A One-Dimensional Turbulence model with particles replicates cloud microphysical properties from a convection chamber

Clouds produced in a laboratory convection chamber consist of droplets of water, each experiencing a lifecycle consisting of activation, growth/decay, and sometimes fall out. These lifecycles are influenced by each droplet's unique trajectory through moist turbulent air and are coupled to the local temperature and water vapor fields via supersaturation. We efficiently model populations of these individual droplet lifecycles using One-Dimensional Turbulence (ODT) with the addition of cloud-droplet microphysics.

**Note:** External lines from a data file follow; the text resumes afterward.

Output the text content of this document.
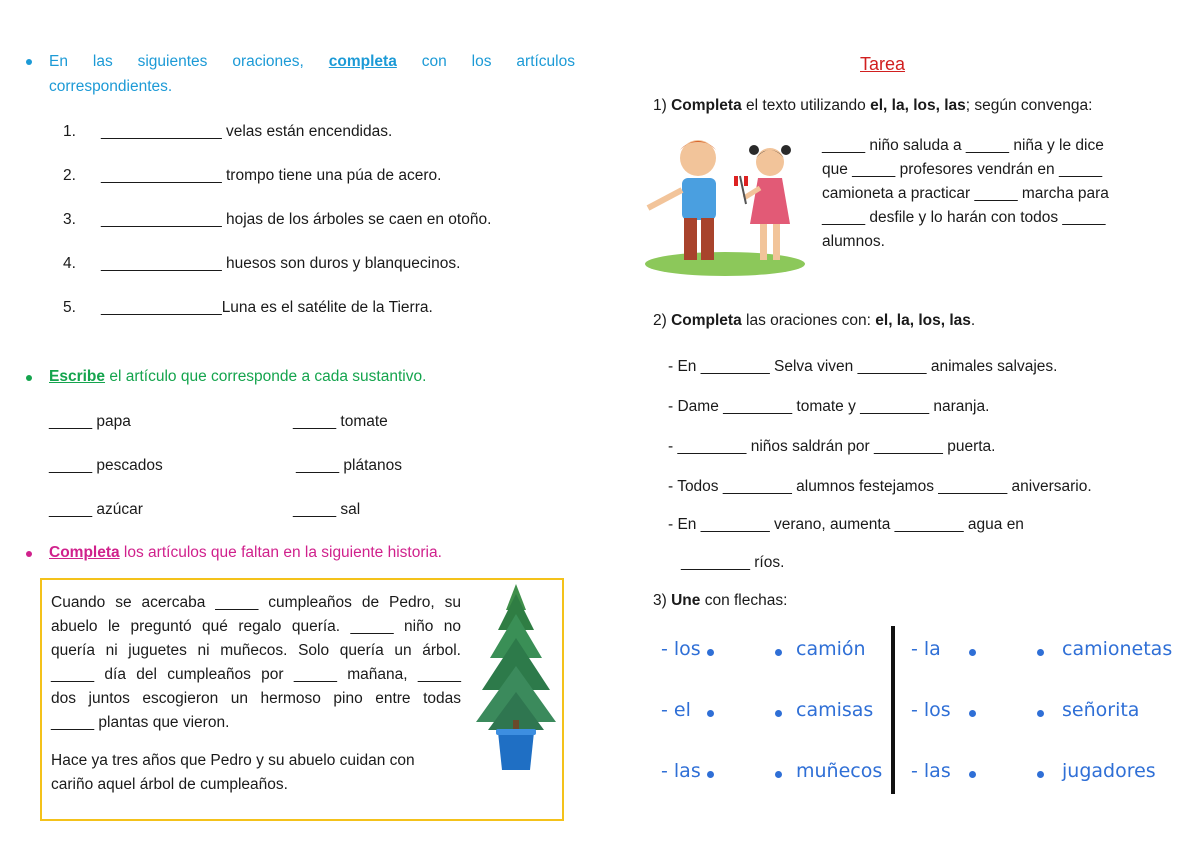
En las siguientes oraciones, completa con los artículos
correspondientes.
1. ______________ velas están encendidas.
2. ______________ trompo tiene una púa de acero.
3. ______________ hojas de los árboles se caen en otoño.
4. ______________ huesos son duros y blanquecinos.
5. ______________Luna es el satélite de la Tierra.
Escribe el artículo que corresponde a cada sustantivo.
_____ papa	_____ tomate
_____ pescados	_____ plátanos
_____ azúcar	_____ sal
Completa los artículos que faltan en la siguiente historia.
Cuando se acercaba _____ cumpleaños de Pedro, su
abuelo le preguntó qué regalo quería. _____ niño no
quería ni juguetes ni muñecos. Solo quería un árbol.
_____ día del cumpleaños por _____ mañana, _____
dos juntos escogieron un hermoso pino entre todas
_____ plantas que vieron.
Hace ya tres años que Pedro y su abuelo cuidan con
cariño aquel árbol de cumpleaños.
Tarea
1) Completa el texto utilizando el, la, los, las; según convenga:
_____ niño saluda a _____ niña y le dice
que _____ profesores vendrán en _____
camioneta a practicar _____ marcha para
_____ desfile y lo harán con todos _____
alumnos.
2) Completa las oraciones con: el, la, los, las.
- En ________ Selva viven ________ animales salvajes.
- Dame ________ tomate y ________ naranja.
- ________ niños saldrán por ________ puerta.
- Todos ________ alumnos festejamos ________ aniversario.
- En ________ verano, aumenta ________ agua en
________ ríos.
3) Une con flechas:
- los	camión
- el	camisas
- las	muñecos
- la	camionetas
- los	señorita
- las	jugadores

ODT can simulate the Pi Chamber at Michigan Technological University, a moist Rayleigh-Benard Convection (RBC) chamber with configurable aerosol species and aerosol injection rates. Despite consisting of only one spatial dimension, ODT accurately replicates many aspects of direct numerical simulations of the Pi chamber microphysics due to its Kolmogorov-scale resolution and eddy implementation that resolves the wall boundary layers. Additionally, ODT demonstrates agreement with the Pi Chamber's basic microphysical characteristics such as mean droplet radius and in some cases droplet size distributions. Since ODT evolves individual droplets and is computationally efficient, it can simulate large parameter spaces to test theories of cloud microphysics.